Our heroine, Calla Tor, is suppose to be a warrior. An alpha. A bad arse werewolf. We are assured of this many times in the book in case we forget. She doesn’t need love-she’s a warrior. Yet, all I saw was a confused, selfish, moody little girl who couldn’t voice an honest thought or opinion to anyone. All through the book I wanted her to stand up and say, “I’m an alpha and you WILL do as I say.” Instead her own pack walks all over her, her soon to be husband assures her he sees her as his equal as he continues to try and get her into her pants KNOWING that she could be severely punished if she is caught being “un pure”with him. Her new boyfriend wants her to walk away from her life and be with him, she can’t help but want both the boys in her life-but not at the same time. And don’t think mom is any help. Her advice is to shut up, accept her destiny, bend to those stronger than you, and for goodness sakes try and behave through it all like a lady. She only begins to question her whole life and her role in it when Shay hands her a history of her pack. Everything Calla does is because someone tells her to.
The love triangle is the main focus of the story at the expense of the plot and is ruined, in my opinion, by Calla’s attitude. Her emotional tug of war is a hormonal mess which I can almost understand but it felt forced and dragged the book down. We are subjected to typical high school scenes of smoldering glances, stolen kisses, and jealous bitchiness. Ren is her intended mate and yes, my boy is a bad, bad boy. He is a typical teenager who thinks more with little Ren then big Ren. He has his sweet moments and his jerk moments but he is one of the few characters that felt and reacted in a realistic sense. Shay, on the other hand, was too perfect. Sweet, loving, in touch with his feelings. I couldn’t summon up any emotion for Shay.
The ending is too convenient and unsatisfying; leaving us with a pat cliffhanger to ensure readers have to buy the next installment of the series, Wolfsbane, to find out what the heck just happened in Nightshade.
All in all I found this to be a great disappointment in that the sheer volume of pages does nothing more then try to hide the fact that this is poorly written with a underdeveloped plot and irritating dysfunctional characters.
Wolfsbane by Andrea Cremer (Nightshade #2)
July 26, 2011
Reviewed by Tori
I know many will be surprised I opted to read Wolfsbane after have such a disagreeable reaction to Nightshade. I have found that while I may dislike the first in a series, I sometimes like the rest of the series. This was not true of Wolfsbane unfortunately. After the first 50 pages I set it aside knowing that this was not going to read any better then Nightshade did.
Calla wakes up in the home of her enemies. When she is assured she will not be killed and Shay is fine she changes from wolf to human and prepares to listen to what the Searchers have to say. I put this book down and walked away when Calla runs into two Searchers (who in Nightshade attacked and shot her) and one of them rides her like a horse while she is in werewolf form.

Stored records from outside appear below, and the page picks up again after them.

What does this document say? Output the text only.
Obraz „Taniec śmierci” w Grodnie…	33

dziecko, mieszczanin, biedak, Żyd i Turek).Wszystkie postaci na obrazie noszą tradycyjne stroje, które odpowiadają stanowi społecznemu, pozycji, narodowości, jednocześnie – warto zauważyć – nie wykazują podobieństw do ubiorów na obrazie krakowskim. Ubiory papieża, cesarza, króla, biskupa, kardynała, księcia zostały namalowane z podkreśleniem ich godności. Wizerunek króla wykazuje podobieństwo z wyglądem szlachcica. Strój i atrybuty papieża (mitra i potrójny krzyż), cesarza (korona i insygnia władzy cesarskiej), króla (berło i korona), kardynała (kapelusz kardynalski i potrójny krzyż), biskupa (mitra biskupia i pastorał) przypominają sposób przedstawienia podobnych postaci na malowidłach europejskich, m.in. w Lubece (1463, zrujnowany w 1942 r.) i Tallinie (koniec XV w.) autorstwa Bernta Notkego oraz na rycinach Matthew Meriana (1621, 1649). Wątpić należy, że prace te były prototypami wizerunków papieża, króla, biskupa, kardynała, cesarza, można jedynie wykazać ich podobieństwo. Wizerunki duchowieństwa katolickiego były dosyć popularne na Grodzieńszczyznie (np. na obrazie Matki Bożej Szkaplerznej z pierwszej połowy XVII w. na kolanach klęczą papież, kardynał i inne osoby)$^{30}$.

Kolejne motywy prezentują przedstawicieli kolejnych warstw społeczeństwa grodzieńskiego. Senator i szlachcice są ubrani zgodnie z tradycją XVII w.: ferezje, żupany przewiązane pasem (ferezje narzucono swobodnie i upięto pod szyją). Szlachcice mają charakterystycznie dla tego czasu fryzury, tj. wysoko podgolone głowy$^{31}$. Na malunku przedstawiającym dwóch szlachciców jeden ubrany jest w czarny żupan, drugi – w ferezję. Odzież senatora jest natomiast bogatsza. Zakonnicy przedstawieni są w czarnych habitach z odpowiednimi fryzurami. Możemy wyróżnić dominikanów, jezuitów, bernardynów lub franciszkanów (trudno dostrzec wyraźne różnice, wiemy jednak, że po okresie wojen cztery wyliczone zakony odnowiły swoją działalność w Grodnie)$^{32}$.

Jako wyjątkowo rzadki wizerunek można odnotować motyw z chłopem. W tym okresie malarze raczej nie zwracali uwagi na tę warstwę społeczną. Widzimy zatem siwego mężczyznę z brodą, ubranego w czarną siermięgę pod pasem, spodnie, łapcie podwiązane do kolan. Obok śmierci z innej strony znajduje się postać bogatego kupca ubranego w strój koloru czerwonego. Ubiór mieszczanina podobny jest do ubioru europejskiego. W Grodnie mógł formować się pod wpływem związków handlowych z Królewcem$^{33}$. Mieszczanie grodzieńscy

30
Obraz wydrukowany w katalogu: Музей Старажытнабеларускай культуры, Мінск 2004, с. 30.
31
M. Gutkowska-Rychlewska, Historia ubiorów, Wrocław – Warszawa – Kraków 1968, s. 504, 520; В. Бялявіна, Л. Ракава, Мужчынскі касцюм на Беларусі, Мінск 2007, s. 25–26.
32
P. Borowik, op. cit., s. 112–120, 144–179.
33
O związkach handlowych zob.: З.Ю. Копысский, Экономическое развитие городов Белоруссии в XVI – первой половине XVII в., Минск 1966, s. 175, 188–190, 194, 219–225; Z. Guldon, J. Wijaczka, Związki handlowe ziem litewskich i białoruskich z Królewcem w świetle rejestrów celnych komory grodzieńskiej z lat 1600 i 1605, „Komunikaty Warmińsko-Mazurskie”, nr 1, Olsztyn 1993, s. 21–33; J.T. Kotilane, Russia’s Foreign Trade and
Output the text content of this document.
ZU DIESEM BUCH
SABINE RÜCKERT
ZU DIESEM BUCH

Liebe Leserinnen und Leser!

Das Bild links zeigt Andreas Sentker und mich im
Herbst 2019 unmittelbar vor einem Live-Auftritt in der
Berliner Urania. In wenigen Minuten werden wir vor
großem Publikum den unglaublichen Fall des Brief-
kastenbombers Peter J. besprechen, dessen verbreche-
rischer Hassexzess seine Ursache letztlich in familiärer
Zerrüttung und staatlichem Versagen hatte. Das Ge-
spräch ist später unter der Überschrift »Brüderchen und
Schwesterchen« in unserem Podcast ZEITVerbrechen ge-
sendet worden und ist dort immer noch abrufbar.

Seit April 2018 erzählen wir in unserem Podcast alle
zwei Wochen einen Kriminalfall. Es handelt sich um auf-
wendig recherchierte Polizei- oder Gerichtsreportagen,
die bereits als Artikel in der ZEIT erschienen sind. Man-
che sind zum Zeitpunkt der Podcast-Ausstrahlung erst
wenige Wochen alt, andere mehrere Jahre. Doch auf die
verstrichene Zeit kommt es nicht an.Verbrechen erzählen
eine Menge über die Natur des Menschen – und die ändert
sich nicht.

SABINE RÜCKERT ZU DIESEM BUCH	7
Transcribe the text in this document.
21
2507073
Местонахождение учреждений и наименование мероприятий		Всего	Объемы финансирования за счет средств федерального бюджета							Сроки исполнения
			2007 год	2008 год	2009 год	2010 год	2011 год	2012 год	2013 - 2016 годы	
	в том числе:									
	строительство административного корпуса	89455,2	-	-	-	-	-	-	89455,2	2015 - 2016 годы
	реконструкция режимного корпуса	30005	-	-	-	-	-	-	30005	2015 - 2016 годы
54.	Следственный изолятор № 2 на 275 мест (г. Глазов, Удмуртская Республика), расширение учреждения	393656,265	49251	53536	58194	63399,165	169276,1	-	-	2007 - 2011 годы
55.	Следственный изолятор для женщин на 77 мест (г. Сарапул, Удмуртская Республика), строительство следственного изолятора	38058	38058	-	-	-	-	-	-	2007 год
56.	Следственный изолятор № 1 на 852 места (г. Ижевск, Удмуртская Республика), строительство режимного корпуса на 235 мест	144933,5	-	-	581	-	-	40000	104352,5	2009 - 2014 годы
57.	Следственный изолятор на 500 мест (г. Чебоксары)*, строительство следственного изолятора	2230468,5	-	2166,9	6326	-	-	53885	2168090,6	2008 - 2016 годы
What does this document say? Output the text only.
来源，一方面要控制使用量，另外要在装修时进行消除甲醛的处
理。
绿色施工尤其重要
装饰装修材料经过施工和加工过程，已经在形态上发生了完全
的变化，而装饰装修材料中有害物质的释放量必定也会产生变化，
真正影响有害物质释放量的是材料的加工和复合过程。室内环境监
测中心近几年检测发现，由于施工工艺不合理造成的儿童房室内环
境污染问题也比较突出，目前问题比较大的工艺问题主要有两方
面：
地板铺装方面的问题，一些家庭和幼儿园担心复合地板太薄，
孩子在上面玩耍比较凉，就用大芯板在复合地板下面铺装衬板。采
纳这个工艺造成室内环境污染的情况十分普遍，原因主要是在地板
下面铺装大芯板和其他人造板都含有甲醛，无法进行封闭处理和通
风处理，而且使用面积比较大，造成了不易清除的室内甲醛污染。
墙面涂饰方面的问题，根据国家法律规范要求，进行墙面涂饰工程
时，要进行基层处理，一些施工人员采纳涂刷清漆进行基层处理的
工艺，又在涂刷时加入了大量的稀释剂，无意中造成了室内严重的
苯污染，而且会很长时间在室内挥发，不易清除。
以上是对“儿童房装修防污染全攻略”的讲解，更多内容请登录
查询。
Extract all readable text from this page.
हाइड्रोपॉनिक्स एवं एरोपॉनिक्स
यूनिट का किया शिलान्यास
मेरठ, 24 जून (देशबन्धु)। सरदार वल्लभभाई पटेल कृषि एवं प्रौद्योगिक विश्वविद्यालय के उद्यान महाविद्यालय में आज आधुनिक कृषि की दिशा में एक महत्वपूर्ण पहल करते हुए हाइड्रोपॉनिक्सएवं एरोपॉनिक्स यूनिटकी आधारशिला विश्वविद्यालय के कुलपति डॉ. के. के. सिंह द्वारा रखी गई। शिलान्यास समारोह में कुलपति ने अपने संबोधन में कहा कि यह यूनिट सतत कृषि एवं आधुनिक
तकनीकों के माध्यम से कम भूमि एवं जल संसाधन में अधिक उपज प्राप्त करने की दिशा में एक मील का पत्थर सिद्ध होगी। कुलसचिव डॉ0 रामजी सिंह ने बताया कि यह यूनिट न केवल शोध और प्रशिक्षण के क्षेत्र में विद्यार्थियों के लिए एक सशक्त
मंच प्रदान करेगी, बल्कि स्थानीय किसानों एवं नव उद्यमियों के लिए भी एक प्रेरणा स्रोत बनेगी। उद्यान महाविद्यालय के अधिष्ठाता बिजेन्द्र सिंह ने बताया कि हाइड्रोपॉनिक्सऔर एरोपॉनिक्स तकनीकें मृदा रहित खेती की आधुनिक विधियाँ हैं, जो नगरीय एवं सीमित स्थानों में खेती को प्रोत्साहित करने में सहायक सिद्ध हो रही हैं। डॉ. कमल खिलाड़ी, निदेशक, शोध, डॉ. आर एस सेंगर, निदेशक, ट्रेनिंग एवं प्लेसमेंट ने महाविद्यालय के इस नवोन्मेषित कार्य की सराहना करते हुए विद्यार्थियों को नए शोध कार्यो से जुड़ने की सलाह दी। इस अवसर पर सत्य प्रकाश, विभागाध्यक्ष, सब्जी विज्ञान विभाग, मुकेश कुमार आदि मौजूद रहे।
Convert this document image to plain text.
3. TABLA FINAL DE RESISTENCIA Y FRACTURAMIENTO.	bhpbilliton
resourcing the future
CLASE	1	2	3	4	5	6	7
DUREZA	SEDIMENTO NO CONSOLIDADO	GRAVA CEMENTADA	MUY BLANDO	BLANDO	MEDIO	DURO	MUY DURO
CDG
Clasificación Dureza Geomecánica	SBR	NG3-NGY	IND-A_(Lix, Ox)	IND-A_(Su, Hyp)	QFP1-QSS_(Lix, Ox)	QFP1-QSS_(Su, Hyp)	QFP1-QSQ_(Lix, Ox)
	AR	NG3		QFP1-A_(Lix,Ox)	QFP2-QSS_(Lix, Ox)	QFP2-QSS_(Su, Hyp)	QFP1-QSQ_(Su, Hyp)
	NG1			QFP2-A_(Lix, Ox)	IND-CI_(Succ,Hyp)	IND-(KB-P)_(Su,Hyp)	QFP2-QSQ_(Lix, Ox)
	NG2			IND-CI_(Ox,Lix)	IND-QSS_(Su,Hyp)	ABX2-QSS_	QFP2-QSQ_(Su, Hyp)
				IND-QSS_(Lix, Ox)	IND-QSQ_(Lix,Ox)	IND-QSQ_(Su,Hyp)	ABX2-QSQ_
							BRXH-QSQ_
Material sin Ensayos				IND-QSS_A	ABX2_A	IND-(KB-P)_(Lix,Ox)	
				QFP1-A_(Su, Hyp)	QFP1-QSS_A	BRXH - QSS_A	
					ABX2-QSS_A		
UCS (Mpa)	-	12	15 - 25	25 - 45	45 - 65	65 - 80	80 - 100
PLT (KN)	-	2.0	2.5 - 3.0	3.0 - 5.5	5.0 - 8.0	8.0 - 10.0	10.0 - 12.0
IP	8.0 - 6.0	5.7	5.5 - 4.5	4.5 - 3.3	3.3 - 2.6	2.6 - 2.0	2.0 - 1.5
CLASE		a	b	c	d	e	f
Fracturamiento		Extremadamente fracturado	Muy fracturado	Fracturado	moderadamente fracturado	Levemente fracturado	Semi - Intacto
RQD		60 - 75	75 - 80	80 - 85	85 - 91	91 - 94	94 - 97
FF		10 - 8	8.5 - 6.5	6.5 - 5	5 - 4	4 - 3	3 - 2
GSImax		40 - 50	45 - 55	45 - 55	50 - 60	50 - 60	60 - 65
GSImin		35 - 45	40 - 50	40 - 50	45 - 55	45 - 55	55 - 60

The fact that everyone laughs about it and Calla does not rear up and disembowel him showed me right there she was STILL not a take charge girl and I really couldn’t stomach another 400 pages of her being indecisive and weak. Then she sees Shay and the next 20 pages is all, “I want him…no, no, no I want Ren. How dare that girl touch Shay. I wonder what Ren is doing? Did Shay just touch that girl BACK? How come Shay isn’t tossing me to the floor riding me like a horse? God Shay, quit making cow eyes at me can’t you see I’m being an emotional wreck? Oh Ren, I miss you so much. If that girl touches Shay again I’m going to look very mean at her and think bad thoughts about her.”
So I walked away from Wolfsbane and feel it’s better that way for us all.